Damage to reputation
Deepfakes can harm personal and professional reputations by creating realistic but damaging content. The key issue with deepfakes and reputation is that even after the deepfake content is debunked as fake, the reputational damage may still persist as the misinformation, and the opinions formed from that misinformation, are still circulating.
How to spot a deepfake
Spotting deepfakes requires attention to subtle inconsistencies. Some simple tips include examining facial movements and expressions closely. Deepfakes often struggle with realistic blinking, smooth lip-syncing, or natural facial asymmetry. Look for unusual lighting, shadows, or mismatched skin tones that may indicate manipulation. Pay attention to the audio as poorly synced or inconsistent speech patterns can be a giveaway.
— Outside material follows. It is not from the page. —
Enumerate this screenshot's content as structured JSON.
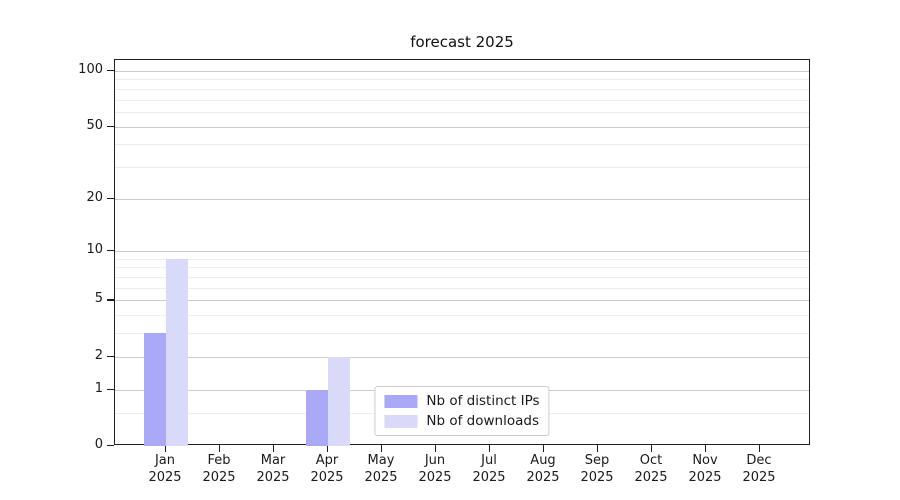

High-quality deepfakes, however, may avoid these errors, so scrutinise the context. Consider whether the actions or statements align with the person’s known behaviour or beliefs. Check for video artefacts like blurriness around edges or distorted backgrounds, which are common signs of tampering.
Staying critical of shocking or unexpected content and relying on trusted sources for verification are essential steps to identifying and mitigating the impact of deepfakes. Here are some common indicators to look for:
Too good to be true
Before analysing the video or audio itself, you should first take a look at the context. If the media in question seems implausible or too perfect, it could be a deepfake. Always double-check by contacting the person in question either face-to-face or through a trusted channel to confirm.
Unnatural face and eye movements
One of the key ways to spot the difference between authentic and deepfake technology is through eye movement. Although deepfake technology continues to improve, it still often struggles with authentic eye and facial movements. Signs such as delayed blinking, unusual gaze, or a rigid expression can indicate deepfake manipulation.
Blurry low-quality videos
As most scammers don’t have access to high-quality deepfakes, much of their content lacks clarity or has blurred edges around facial features. Do keep in mind that this is only true in lower-quality or hastily-made deepfake videos and may not show up in more sophisticated attacks.
Tonal Mismatch
If the deepfake in question is a mixture of video and audio, look for mismatched lip sync. If you’re dealing with an audio deepfake, the key is in tonal inconsistencies. Do questions sound slightly off? Are they emphasising words strangely? These robotic qualities can reveal AI manipulation and if the voice itself sounds slightly off or disjointed, it could indicate synthesised content.
How to protect your team against deepfake attacks
Organisations can take several steps to protect against deepfake attacks and minimise their potential impact. Here are four key strategies to consider:
1. Educate and Train Staff: Provide regular training to employees on the risks and signs of deepfake technology. Familiarising your team with how to spot deepfakes can help prevent phishing and impersonation attacks.
2. Strengthen Verification Procedures: Implement strong verification processes for communication and requests, particularly for sensitive transactions. This could include using multifactor authentication, encrypted messaging, or secondary confirmation channels.
3. Invest in Detection Tools: AI-powered deepfake detection software is an effective way to guard against deepfake attacks. These tools use algorithms that can detect inconsistencies in facial movements, lighting, and audio, helping identify deepfake content.
4. Promote a Culture of Caution: Encourage team members to verify any unusual or high-stakes requests, especially those made through video or audio channels, and to question suspicious or “too good to be true” scenarios.